For traders this has been a Fantastic stock since Feburuary low’s of .05 Getting in and out of the stock since it’s lows on a daily basis the ROI is probably well over 2200%. For Investors this stock still looks good especially when you consider that March 06 ( which we will not revisit) was the bottom low for all of indices and majority of stocks . Looking at the bigger picture and if you have time frame of 2 years plus then this is a good stock to be in at these prices.

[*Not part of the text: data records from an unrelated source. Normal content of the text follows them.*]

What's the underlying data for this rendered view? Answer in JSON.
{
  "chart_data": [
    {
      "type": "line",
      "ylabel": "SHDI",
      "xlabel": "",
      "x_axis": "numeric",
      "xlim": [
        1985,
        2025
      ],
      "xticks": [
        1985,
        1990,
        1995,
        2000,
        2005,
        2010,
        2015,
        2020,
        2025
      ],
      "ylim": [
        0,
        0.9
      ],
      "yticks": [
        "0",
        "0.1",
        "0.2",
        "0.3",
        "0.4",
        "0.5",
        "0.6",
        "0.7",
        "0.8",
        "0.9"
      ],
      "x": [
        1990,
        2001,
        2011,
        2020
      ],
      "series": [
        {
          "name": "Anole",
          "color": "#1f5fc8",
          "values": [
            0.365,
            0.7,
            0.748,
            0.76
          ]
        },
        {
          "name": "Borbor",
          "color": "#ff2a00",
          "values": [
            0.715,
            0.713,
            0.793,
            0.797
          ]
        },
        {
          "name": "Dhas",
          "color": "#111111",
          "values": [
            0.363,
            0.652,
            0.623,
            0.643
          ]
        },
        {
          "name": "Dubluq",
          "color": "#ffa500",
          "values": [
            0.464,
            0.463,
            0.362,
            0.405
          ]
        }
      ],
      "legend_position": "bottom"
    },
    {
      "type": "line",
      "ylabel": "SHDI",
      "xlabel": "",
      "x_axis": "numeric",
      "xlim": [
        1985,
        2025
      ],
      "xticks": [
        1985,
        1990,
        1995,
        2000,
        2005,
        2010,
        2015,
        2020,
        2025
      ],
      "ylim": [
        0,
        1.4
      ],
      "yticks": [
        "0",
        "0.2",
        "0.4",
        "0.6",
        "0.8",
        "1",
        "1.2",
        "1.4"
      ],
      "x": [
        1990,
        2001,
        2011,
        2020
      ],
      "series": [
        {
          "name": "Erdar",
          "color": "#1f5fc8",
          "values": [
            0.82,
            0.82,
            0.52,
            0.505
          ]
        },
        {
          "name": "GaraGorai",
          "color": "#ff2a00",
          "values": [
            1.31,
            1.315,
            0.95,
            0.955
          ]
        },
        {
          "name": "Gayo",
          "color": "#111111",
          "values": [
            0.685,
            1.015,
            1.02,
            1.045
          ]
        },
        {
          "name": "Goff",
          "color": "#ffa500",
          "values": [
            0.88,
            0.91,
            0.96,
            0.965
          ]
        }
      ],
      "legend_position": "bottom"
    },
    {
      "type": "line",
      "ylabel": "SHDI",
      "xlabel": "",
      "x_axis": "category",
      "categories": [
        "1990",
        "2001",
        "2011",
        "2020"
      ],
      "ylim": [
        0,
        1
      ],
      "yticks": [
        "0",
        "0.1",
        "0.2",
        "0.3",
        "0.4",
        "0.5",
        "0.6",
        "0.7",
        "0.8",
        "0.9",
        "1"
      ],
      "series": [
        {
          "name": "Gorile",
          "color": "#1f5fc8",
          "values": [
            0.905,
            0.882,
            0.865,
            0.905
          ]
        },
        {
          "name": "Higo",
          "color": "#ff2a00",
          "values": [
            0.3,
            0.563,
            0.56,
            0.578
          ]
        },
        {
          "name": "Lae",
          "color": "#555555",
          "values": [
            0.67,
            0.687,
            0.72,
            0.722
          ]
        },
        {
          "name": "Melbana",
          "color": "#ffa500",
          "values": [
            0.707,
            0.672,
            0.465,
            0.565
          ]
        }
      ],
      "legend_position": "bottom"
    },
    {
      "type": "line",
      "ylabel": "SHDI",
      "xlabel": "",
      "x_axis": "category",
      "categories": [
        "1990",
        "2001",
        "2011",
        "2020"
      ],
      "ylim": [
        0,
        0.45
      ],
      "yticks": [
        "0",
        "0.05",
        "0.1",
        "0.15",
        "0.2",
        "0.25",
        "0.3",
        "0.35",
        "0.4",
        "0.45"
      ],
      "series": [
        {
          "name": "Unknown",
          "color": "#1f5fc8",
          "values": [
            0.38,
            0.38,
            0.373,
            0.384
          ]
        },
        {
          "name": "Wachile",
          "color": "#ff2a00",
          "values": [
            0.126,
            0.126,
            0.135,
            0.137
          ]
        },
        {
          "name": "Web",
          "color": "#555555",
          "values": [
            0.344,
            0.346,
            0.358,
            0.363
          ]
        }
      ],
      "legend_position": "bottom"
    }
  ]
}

Hey any more excuses for Mel out there, sunspots maybe? Ok can’t believe I’m doing this, relmor will turn over in his grave, but I have to semi-defend the company. With the monopoly, and with the heavy penetration into vehicle manufacturers, subscriber numbers are not really that important. They have enough of a steady base to make a profit, BUT their interest costs are way too high, and their content cost is too much. They don’t have enough cash to significantly increase advertising, so the only way they can get to the finish line is to increase individual subscriber revenue, or lower acquisition cost. Churn matters, but is just a function of the way you get most of your subsciptions through vehicles. It’s a range bound number that they will have to live with. Bottom line is that this has been a TERRIBLY run company that is digging it’s way out of the grave. No it’s not going to be worth $1.50 at anytime soon. Base is perhaps .40 upside .45-.50 for the near term future. If you’re looking longer than the next quarter, then you didn’t get the message that buy and hold is dead!
I sold at .57 bought back at .42 and added 32K shares on that trade…avg now.28…nice move for me today. HAPPY HAPPY HAPPY
Hope. Dammit. You have crossed over to the dark side. Nice trading hope. Kudos.
SH…Nice move, scrf good to see you posting again. Looks like we have a long wait ahead of us.
vapor
Hey Vapor. Good to see you. I’m about 30% back. It’s been some work, but beats waiting for another millennium. We seem to be in a groundhog pattern. lol. That’s the new chart of the day. Hope all is well, Vapor.
I did the same thing and added several thousand shares myself!